They were both dominant men, and their eyes met like the flash of steel.

“No? Why not?” asked Gray quietly, his lids narrowing to long watchful slits.

“Because you are going there to take what doesn’t belong to you—to vote away from my father and his associates the control of a business which they have given twenty years of their lives to build. Theirs is a legitimate business enterprise. They developed and extended it gradually. It grew to be a big thing. Then you took a fancy for copper. You——”

“You don’t know what you are talking about young man. I am going there to take what the law allows me—what I have bought and paid for in the open market,” broke in Gray harshly.

“Yes, the law allows it to you, and it doesn’t allow me to interfere. That is where the law is defective. It is true, too, that you have manipulated the market in such a way as to get temporary control of a majority of the stock. But that does not affect the fact that my father and his friends have the moral right to direct the affairs of the Consolidated. Their whole life is bound up in it. You are interested simply for speculative purposes. They have earned the right to direct its affairs. You haven’t.”

“Such talk is sheer folly. You do not understand finance, sir. You have been living outside of the currents of business. The matter is a plain business one, not an ethical or sentimental affair at all.”

Halloway’s daring eyes swept whimsically across the table and rested momentarily on Katherine. “I am trying to keep it on a business basis so that sentiment may not interfere, sir.”

Then Katherine spoke with silken cruelty. “You have a very flattering opinion of my father, Mr. Halloway. It makes his daughter proud to know that one of such notable achievement thinks so highly of him.”

Halloway bowed, a sardonic smile on his good-looking face. “I can hardly expect my course to commend itself to Miss Gray,” he said simply.

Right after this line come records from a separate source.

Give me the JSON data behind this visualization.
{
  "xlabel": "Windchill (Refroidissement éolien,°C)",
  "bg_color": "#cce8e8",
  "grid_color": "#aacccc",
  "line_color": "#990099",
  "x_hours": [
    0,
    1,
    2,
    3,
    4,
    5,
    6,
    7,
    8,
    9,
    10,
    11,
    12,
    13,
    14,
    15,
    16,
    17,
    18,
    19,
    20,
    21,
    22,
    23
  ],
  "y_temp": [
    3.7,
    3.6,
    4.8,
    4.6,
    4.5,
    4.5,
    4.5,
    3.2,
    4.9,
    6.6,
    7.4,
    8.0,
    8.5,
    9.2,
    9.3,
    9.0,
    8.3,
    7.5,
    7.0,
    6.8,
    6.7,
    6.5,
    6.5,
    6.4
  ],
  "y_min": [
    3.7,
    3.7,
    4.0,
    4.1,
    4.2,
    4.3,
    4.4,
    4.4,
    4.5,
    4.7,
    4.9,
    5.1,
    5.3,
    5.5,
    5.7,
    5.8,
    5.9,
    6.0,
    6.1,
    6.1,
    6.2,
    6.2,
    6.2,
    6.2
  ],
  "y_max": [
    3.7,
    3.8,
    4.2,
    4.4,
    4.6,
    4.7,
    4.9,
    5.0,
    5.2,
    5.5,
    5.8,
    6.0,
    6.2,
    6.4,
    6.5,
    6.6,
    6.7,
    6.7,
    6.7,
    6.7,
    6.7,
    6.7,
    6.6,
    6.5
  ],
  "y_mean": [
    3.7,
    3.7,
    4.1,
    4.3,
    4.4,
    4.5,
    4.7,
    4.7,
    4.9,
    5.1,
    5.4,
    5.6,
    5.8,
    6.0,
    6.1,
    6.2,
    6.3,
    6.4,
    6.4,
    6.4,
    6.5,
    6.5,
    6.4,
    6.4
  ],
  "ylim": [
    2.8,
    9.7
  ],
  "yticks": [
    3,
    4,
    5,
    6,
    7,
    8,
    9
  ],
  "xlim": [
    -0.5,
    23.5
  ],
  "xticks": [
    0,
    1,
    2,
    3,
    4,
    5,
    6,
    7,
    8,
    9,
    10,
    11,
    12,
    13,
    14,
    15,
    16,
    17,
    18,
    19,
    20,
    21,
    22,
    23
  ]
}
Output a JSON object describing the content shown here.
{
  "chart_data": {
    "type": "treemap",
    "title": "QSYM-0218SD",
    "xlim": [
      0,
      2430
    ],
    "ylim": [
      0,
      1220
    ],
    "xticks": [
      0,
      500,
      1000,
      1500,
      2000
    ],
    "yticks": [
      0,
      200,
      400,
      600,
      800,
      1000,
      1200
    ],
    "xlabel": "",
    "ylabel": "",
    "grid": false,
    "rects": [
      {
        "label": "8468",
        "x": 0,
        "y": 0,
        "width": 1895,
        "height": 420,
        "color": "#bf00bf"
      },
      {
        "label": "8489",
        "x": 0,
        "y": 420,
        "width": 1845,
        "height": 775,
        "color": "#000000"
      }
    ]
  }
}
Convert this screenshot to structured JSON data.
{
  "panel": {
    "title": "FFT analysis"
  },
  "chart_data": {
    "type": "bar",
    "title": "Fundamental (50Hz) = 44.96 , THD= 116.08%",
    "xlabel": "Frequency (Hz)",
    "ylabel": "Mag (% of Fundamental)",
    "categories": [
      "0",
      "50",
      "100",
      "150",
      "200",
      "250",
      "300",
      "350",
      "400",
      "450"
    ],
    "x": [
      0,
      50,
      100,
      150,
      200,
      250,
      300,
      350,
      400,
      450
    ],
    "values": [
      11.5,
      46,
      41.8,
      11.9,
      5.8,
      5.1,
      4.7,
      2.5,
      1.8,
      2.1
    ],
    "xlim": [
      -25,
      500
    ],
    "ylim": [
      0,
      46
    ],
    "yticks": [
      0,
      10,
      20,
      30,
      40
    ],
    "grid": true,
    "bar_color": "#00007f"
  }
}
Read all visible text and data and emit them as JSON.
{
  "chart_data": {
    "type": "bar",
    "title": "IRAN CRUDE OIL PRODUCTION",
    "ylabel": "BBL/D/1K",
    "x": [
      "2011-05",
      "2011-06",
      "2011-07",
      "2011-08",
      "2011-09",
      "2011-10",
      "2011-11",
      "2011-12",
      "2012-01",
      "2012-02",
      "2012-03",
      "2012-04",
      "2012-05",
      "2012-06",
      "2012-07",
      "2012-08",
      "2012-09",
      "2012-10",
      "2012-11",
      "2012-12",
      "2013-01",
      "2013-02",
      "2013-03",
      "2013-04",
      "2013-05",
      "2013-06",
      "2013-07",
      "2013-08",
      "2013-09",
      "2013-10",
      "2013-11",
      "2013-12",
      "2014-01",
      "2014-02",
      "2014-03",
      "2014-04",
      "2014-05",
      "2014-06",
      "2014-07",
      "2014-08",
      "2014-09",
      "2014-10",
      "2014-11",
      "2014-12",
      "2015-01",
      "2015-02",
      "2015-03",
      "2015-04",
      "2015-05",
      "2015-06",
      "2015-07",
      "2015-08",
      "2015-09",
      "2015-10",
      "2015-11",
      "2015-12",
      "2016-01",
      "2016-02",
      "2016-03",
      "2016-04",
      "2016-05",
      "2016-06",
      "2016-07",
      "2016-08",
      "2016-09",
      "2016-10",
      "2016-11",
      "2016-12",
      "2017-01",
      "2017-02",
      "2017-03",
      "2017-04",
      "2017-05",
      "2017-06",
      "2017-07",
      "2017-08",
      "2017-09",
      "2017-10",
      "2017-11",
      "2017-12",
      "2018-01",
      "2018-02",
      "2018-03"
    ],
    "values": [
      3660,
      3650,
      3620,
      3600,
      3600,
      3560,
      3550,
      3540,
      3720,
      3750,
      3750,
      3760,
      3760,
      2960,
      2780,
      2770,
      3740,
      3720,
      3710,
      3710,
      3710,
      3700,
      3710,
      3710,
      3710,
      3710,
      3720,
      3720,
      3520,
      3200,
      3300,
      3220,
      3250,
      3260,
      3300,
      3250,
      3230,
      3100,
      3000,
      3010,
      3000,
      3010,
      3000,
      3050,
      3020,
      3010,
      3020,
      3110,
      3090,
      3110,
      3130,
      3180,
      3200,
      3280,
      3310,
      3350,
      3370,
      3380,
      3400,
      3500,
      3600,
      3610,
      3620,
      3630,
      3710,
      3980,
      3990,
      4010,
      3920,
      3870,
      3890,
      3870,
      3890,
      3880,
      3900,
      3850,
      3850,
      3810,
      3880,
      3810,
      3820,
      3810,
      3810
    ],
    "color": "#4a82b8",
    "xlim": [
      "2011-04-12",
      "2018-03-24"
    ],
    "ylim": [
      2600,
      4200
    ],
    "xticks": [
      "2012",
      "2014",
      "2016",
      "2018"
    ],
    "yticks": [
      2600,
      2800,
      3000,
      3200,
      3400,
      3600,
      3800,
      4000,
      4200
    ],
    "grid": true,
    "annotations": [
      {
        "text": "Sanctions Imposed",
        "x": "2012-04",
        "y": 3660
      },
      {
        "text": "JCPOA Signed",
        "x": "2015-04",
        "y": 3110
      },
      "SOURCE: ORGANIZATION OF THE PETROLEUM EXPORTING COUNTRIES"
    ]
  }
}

Miss Katherine’s dark flashing eyes showed their anger at the presumption of this lawless, high-handed youth. She had, in company with many charming women, a capacity for injustice, but she had, too, a quick instinctive appreciation for fine points of character. Her feelings were outraged that this young man, who had once wanted to marry her and who still held much fascination for her, had taken advantage of his position as host to overreach her father. But she was very much a creature of moods, and I knew her well enough to fear the revulsion which would follow when she began to take into account his motive—loyalty to a father who had disowned him. And I was certain that even now there was running through her rage an admiration of his audacity that would remain when the anger had evaporated.